Obviously, fmt2 can still contain a format string, yet it is printed anyway with vfprintf. I'm really surprised this type of bug still exists. Doesn't every decent compiler warn the developer about this?
It just goes to show that all project owners should be responsible for turning on maximum compiler warnings which make sense for their project. There are lots of great gcc warnings/errors which are not enabled by default. In particular, this one is reported by -Wformat-nonliteral or -Wformat-security. From the gcc docs:
-Wformat is included in -Wall. For more control over some
aspects of format checking, the options -Wformat-y2k,
-Wno-format-extra-args, -Wno-format-zero-length,
-Wformat-nonliteral, -Wformat-security, and -Wformat=2
are available, but are not included in -Wall.
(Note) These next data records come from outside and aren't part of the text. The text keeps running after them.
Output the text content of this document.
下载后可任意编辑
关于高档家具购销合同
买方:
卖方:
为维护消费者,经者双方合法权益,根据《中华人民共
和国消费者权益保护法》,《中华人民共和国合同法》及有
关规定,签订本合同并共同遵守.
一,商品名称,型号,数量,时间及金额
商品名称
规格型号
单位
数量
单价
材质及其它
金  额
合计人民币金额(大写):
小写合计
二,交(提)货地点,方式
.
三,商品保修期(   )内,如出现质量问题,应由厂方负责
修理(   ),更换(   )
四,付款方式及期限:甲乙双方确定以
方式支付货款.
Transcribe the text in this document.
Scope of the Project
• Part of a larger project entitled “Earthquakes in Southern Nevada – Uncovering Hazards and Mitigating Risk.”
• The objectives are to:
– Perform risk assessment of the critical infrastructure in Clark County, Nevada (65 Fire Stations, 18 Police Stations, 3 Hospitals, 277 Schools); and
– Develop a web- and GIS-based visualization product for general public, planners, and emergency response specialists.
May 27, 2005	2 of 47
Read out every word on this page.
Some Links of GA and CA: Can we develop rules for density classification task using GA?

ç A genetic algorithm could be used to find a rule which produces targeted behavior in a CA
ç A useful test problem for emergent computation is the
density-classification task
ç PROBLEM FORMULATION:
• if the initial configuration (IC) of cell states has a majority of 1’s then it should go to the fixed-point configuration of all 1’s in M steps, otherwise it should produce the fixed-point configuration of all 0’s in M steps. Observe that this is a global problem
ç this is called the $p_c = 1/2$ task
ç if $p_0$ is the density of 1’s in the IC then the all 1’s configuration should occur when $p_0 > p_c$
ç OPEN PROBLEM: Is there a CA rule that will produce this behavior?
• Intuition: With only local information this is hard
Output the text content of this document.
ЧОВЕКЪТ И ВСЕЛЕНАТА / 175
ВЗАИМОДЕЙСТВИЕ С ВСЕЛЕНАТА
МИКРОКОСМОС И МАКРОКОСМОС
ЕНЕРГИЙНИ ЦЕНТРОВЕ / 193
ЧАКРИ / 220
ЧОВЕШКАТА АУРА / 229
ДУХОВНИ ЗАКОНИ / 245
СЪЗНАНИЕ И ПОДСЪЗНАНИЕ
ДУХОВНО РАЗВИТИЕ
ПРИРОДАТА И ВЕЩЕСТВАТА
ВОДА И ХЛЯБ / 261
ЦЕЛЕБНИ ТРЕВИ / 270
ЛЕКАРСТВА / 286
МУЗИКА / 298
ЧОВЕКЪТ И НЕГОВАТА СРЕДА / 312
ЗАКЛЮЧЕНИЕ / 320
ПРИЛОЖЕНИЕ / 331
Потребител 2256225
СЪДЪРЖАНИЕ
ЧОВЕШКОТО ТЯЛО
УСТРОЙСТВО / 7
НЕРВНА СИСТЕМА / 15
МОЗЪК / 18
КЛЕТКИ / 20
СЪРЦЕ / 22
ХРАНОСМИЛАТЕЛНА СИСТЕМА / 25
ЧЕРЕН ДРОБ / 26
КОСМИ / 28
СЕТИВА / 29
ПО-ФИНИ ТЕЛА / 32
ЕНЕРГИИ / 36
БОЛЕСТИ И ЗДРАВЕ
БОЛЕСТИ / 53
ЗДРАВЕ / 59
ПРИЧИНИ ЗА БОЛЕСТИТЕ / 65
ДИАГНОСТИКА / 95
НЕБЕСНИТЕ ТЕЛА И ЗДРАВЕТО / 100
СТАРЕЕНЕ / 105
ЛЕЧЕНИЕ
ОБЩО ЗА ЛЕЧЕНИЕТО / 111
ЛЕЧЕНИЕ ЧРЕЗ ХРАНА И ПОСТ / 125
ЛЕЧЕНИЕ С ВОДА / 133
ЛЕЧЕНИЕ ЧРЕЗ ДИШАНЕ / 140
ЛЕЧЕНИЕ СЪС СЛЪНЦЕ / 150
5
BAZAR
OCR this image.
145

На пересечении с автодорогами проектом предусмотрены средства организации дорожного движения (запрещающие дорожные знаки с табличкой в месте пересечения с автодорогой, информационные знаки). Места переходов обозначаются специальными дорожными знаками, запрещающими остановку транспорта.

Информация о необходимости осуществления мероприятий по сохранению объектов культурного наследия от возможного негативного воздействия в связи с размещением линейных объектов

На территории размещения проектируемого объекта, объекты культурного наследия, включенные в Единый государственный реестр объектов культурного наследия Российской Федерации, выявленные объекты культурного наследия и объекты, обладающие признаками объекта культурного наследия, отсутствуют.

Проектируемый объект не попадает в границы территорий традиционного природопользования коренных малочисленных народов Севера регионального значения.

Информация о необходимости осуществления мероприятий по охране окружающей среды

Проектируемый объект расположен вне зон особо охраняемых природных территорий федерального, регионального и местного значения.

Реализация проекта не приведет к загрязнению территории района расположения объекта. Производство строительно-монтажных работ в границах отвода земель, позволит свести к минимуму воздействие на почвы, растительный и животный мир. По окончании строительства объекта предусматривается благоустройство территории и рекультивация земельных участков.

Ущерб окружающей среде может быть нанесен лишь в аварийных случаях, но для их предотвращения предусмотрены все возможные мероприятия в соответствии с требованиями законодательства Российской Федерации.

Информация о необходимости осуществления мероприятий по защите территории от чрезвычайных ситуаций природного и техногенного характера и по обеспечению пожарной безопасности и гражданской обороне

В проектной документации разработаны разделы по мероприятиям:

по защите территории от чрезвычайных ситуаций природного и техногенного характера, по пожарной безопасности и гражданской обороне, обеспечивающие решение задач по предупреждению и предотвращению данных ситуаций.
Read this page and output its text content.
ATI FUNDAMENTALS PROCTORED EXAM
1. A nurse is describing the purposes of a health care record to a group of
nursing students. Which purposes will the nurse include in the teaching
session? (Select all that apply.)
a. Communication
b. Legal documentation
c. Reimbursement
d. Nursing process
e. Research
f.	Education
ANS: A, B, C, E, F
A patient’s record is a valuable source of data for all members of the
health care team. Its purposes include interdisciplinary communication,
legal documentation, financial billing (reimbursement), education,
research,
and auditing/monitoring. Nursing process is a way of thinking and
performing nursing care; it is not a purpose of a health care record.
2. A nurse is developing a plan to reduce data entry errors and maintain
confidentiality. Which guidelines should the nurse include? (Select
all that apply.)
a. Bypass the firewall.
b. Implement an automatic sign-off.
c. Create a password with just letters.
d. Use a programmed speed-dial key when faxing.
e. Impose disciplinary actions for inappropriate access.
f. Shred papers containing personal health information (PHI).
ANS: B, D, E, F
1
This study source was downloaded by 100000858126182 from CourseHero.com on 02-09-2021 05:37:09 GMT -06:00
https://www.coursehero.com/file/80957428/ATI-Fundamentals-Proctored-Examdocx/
The real crime is creating a library function like printf without also creating a library function to escape format strings. Leaving safe escaping as an exercise for the application programmer clearly doesn't work.
This is like asking for SQL databases to have a SQL-Injection escaping function. You 'escape' format string attacks by using the C language in a correct fashion.
I'm sure what you meant was a server-side escaping function which is obviously pointless, but I did want to point out that MySQL's client driver does ship with one that you can use so you don't have to write your own.
Actually, isn't the escaping done serversiden when using placeholders?
At least in Perl, there's no need to escape placeholder values explicitly. I believe the prepared statement is stored on the server, and then the values sent later. Of course the escaping could be the work of the driver.. anyone know?
Prepared statements are disabled by default and require MySQL >= 4.1.3. Instead, the driver does the placeholder replacement on the client, and prepare() does nothing clever at all.
Building dynamic SQL strings for comparison can sometimes be handy (e.g. with LIKE), so it's really too bad there's no server-side SQL escape function, at least in the sql dialects I'm familiar with.
Yes, client libraries for SQL databases should absolutely have an escaping function. The fact that some don't is responsible for a significant fraction of all security failures.
If you don't want to use a format string, use a function that takes a regular string, like puts, instead of a vprintf variant. Why would anyone go to the trouble of escaping a format string so they can use it with a function whose sole purpose is to parse format strings? (Which you can already do, by the way, by using vprintf correctly.)